Together, we make fishing better
Protecting, reconnecting, restoring and sustaining our coldwater resources.
We believe in bringing all parties to the table to find proactive solutions that meet the challenges facing coldwater fisheries. We work to protect important habitat, reconnect degraded waterways and restore trout populations.
The best conservation work comes from true partnerships between landowners, agencies, non-profits, municipalities and other stakeholders.
State’s top biologists gather at MassWildlife headquarters
MassWildlife’s new field headquarters building was built for days like last Saturday. In one room, there was a class on rod building. In another, fly tying was being taught. And in the big meeting room, about 100 people had come to hear biologists and Trout Unlimited authorities who are working to save our native brook trout and fast-disappearing cold waters that support them.
Protecting our Watersheds with a Better Understanding of Their Status
The chapter continually monitors our streams vitality through water sampling, stream flow, and stream temperature data in order to gain a better understanding of their conservation needs.
Removal of the “Millie Turner Dam”
Dam removal helps fish and wildlife survive climate change by expanding the amount, quality, and diversity of habitat available. Removal of the Millie Turner Dam opened over 40 miles of main stem and tributary habitat. Fish and other aquatic species are now able to access cold-water refuge during the warm summer months, access critical spawning, rearing, and feeding areas, and seek quieter streams during main stem floods.
Restoring the connectivity of the Nissitissit Tributaries
Sucker Brook is a Coldwater Fishery Resource that joins the Nissitissit River. Wild brook trout and eastern pearlshell, and brook floater mussels have been documented in the brook. Within Keyes Parker Conservation Area two barriers impact connectivity along Sucker Brook – an approximately 7-foot-tall stone masonry dam and a culvert that conveys the entrance road from Oak Hill Street into the site. The Conservation Area is owned and managed by the Town of Pepperell as a recreational resource.

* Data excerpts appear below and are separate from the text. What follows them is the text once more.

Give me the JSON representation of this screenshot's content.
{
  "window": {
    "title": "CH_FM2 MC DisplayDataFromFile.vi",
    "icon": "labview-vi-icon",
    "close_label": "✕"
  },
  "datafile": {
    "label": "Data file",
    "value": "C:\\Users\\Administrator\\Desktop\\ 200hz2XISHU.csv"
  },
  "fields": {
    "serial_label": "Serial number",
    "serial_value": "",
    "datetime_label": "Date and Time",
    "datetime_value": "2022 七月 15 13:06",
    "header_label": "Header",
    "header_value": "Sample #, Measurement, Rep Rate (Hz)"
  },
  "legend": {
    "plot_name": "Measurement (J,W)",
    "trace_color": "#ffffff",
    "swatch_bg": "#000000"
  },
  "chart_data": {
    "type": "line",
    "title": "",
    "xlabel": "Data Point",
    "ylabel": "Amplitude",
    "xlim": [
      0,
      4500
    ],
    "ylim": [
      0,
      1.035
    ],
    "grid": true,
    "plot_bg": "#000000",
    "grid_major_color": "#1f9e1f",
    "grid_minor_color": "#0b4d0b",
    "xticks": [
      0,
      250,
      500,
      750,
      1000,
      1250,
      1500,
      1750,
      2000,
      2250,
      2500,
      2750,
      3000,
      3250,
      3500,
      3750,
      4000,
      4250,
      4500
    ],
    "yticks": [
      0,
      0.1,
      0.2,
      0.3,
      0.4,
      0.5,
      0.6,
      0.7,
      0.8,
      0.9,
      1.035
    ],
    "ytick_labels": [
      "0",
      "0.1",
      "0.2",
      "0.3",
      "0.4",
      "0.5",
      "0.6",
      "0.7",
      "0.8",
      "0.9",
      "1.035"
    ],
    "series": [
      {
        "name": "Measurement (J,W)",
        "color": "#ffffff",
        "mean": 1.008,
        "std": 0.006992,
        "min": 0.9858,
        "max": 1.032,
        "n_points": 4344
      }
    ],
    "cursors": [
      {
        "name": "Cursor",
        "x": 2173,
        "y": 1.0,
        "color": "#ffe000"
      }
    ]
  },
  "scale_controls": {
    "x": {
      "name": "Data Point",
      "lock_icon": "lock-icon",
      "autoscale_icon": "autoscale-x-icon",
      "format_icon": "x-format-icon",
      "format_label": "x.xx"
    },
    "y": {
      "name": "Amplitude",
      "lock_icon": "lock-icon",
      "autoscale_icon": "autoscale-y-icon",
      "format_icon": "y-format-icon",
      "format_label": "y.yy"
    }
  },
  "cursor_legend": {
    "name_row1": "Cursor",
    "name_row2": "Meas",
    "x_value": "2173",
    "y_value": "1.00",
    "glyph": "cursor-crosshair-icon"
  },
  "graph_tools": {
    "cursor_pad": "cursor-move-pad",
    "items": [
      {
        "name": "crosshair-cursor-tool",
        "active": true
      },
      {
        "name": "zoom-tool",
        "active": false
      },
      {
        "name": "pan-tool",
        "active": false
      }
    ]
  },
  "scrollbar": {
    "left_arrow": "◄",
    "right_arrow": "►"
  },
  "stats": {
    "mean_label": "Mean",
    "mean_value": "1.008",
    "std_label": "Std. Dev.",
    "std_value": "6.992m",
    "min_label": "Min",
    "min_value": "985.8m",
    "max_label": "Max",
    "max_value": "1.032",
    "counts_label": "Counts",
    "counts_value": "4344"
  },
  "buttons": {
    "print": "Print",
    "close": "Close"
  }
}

New Gulf Brook culverts give trout passage to survival
Project replaced old pipe culverts that existed in two locations — one under a bridge and the other under a roadway — with three-sided culverts. Unlike the old pipes, which only had puddles of water over their rounded bottoms and made it difficult — and sometimes impossible — for fish to swim through, the new culverts have flat bottoms filled with gravel that are seamlessly connected to the brook bed.